Mary researched and wrote-up that story “and it whetted my appetite”. It led to her trying to find out more about her late father’s life and times.

She had a friend whose dad was one of Robert’s companions in battle, and the family gave her a copy of Col Gilbertson Smith’s 1932 book The London Cyclist Battalion, which told her much and added to the snippets her father had given during his life.

Did he actually talk much about his experiences?

“No. None of them ever did. I used to pester him. ‘Did you ever kill anybody, Dad?’ He came out with one or two things. He said they sailed down to Mumbai and got on a train there.”

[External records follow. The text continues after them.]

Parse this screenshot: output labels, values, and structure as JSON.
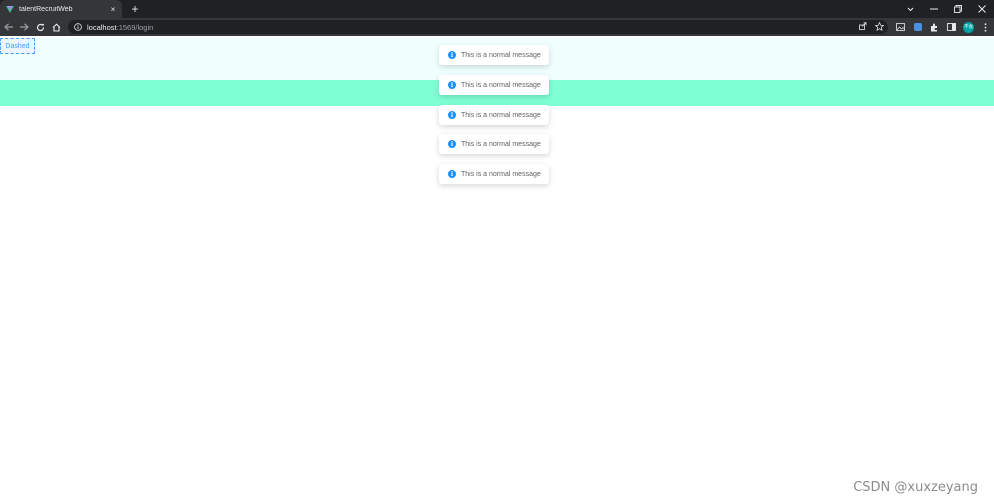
{
  "browser": {
    "tab_title": "talentRecruitWeb",
    "url_host": "localhost",
    "url_path": ":1569/login",
    "avatar_initials": "不会",
    "new_tab_symbol": "+",
    "close_symbol": "×"
  },
  "page": {
    "dashed_button_label": "Dashed",
    "band_light_color": "#effffe",
    "band_green_color": "#7fffd4",
    "messages": [
      {
        "text": "This is a normal message"
      },
      {
        "text": "This is a normal message"
      },
      {
        "text": "This is a normal message"
      },
      {
        "text": "This is a normal message"
      },
      {
        "text": "This is a normal message"
      }
    ],
    "message_icon": "info-icon",
    "message_icon_glyph": "i",
    "watermark": "CSDN @xuxzeyang"
  }
}
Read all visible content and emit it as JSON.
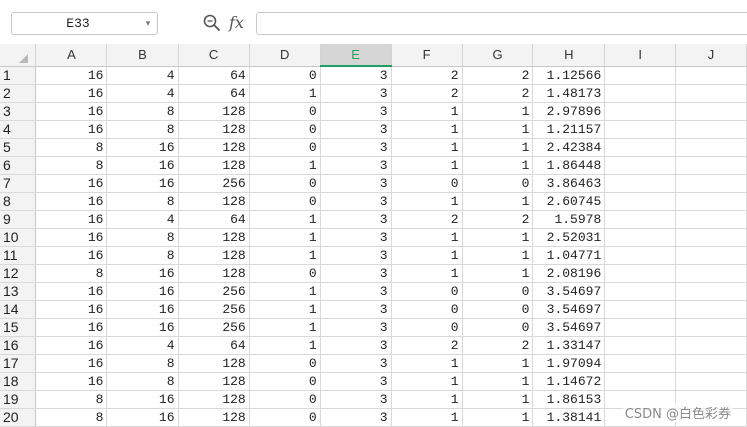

Mary did come across one or two elderly men in Lowestoft who remembered the cyclist force, which helped confirm the things she was learning. “There was a stage when I’d wondered whether my father made it all up!” she laughs.

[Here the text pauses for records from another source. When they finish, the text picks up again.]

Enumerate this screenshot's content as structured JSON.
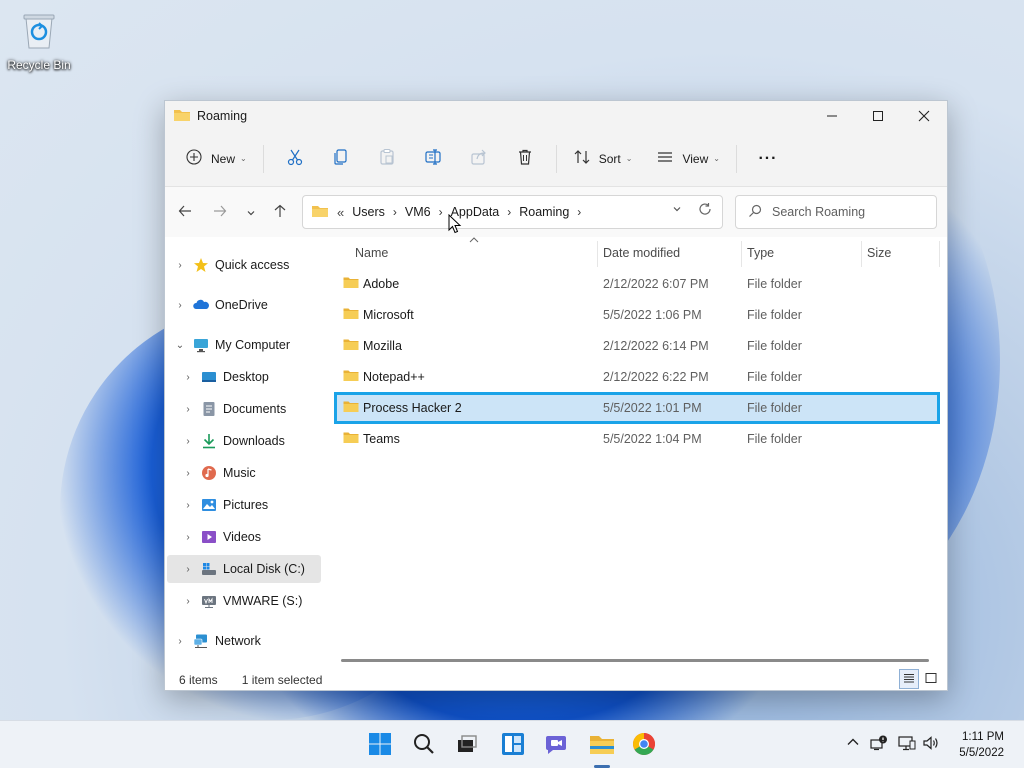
{
  "desktop": {
    "recycle_bin_label": "Recycle Bin"
  },
  "window": {
    "title": "Roaming",
    "controls": {
      "minimize": "—",
      "maximize": "☐",
      "close": "✕"
    }
  },
  "command_bar": {
    "new_label": "New",
    "sort_label": "Sort",
    "view_label": "View",
    "more_label": "···"
  },
  "address": {
    "overflow": "«",
    "crumbs": [
      "Users",
      "VM6",
      "AppData",
      "Roaming"
    ],
    "search_placeholder": "Search Roaming"
  },
  "sidebar": {
    "items": [
      {
        "label": "Quick access",
        "icon": "star-icon"
      },
      {
        "label": "OneDrive",
        "icon": "cloud-icon"
      },
      {
        "label": "My Computer",
        "icon": "computer-icon"
      },
      {
        "label": "Desktop",
        "icon": "desktop-icon"
      },
      {
        "label": "Documents",
        "icon": "documents-icon"
      },
      {
        "label": "Downloads",
        "icon": "downloads-icon"
      },
      {
        "label": "Music",
        "icon": "music-icon"
      },
      {
        "label": "Pictures",
        "icon": "pictures-icon"
      },
      {
        "label": "Videos",
        "icon": "videos-icon"
      },
      {
        "label": "Local Disk (C:)",
        "icon": "drive-icon"
      },
      {
        "label": "VMWARE (S:)",
        "icon": "network-drive-icon"
      },
      {
        "label": "Network",
        "icon": "network-icon"
      }
    ]
  },
  "columns": {
    "name": "Name",
    "date": "Date modified",
    "type": "Type",
    "size": "Size"
  },
  "files": [
    {
      "name": "Adobe",
      "date": "2/12/2022 6:07 PM",
      "type": "File folder"
    },
    {
      "name": "Microsoft",
      "date": "5/5/2022 1:06 PM",
      "type": "File folder"
    },
    {
      "name": "Mozilla",
      "date": "2/12/2022 6:14 PM",
      "type": "File folder"
    },
    {
      "name": "Notepad++",
      "date": "2/12/2022 6:22 PM",
      "type": "File folder"
    },
    {
      "name": "Process Hacker 2",
      "date": "5/5/2022 1:01 PM",
      "type": "File folder"
    },
    {
      "name": "Teams",
      "date": "5/5/2022 1:04 PM",
      "type": "File folder"
    }
  ],
  "status": {
    "items": "6 items",
    "selected": "1 item selected"
  },
  "taskbar": {
    "time": "1:11 PM",
    "date": "5/5/2022"
  },
  "colors": {
    "accent": "#1aa3e8",
    "selection": "#cce4f7",
    "folder": "#f2c14e"
  }
}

Then she got to know a historian involved with an exhibition in a local church and the jigsaw pieces started to come together even more.

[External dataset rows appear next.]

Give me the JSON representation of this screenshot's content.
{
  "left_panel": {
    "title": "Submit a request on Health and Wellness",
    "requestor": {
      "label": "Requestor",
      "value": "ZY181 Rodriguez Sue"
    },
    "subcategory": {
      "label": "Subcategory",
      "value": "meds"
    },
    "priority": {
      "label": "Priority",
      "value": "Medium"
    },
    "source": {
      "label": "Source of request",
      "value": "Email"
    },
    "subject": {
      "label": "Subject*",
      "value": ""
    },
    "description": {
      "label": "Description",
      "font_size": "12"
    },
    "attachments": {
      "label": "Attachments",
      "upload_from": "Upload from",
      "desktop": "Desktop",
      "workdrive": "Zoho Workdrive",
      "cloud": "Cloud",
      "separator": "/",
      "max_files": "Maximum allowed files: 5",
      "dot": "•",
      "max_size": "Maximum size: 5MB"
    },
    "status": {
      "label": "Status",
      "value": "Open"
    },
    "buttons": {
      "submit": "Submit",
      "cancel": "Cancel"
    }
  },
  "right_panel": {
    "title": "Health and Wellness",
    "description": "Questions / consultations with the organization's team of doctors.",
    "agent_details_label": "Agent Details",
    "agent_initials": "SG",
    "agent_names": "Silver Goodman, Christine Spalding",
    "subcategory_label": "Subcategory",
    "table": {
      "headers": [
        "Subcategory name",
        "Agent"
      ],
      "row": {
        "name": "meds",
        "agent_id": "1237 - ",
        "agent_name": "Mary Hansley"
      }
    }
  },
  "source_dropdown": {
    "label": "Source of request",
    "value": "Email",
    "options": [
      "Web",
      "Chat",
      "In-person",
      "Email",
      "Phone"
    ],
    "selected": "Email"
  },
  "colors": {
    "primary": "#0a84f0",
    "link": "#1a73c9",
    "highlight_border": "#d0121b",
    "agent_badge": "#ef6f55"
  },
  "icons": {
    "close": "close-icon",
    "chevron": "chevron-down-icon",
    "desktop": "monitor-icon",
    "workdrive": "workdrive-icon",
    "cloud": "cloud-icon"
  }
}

Having learned about this involvement in Afghanistan, Mary has been on something of a mission to remind us of this episode in our military history.

“It wasn’t ‘romantic’, with the trenches and bodies being dragged over barbed wire. It didn’t have the same pull,” she suggests.

Her father never made a fuss about his wartime service, or railed about not receiving greater recognition for it. “That was the Victorian way. You just gritted your teeth and got on with it,” says his daughter, who admits to being aghast about the way many people now post their trivialities on social media. “I feel like saying ‘Get a life!’ or ‘Get something to cope with!’”

Robert returned to Lowestoft upon his return – happily, having avoided injury during his time abroad – though there was tragedy in store. “He adored his mother. She wrote to him when he was abroad, and he carried her letters with him all over Afghanistan. We didn’t find them until after he died.”

Sadly, she died in the flu epidemic. “He was coming home on the boat and she died before he got home. I thought that was terribly poignant. People were dying like flies.”

Robert went back to RJ Pryce, where he’d spend more than 50 years, all told. He married Ellen – known as Nellie – whose grandfather had come to the town to set up a boot-mending business with a friend. When Robert died, it was cancer that claimed him.

So what was Mary’s dad like?

“He was a good father. One of his favourite things was to sit me in the palm of his hand and hold me up. I used to scream blue murder!

“He was strict. I used to go dancing up the Palais, but I couldn’t tell him where I was going. He wouldn’t have liked it – or I’d have faced a lot of questioning when I got home.”

Robert was a small man, “always with a cigarette in his mouth. He often used to burn his mouth!”

Before I leave, I take a quick snap of a kukri, the traditional weapon of the Gurkha, hanging on the living-room wall. It was given to Robert by a Gurkha sergeant as a symbol of friendship.

“You mustn’t draw it (from its sheath),” warns Mary. “If you do, you have to draw blood! That is the Gurkha rule!”

She’s thrilled her father’s story is going to reach a fresh audience.

“I’ll have achieved what I promised my dad I’d do – well, he wasn’t here to promise! – to move heaven and earth to get it publicised, so that those guys get recognised for their service; for their blisters and their sandfly fever.”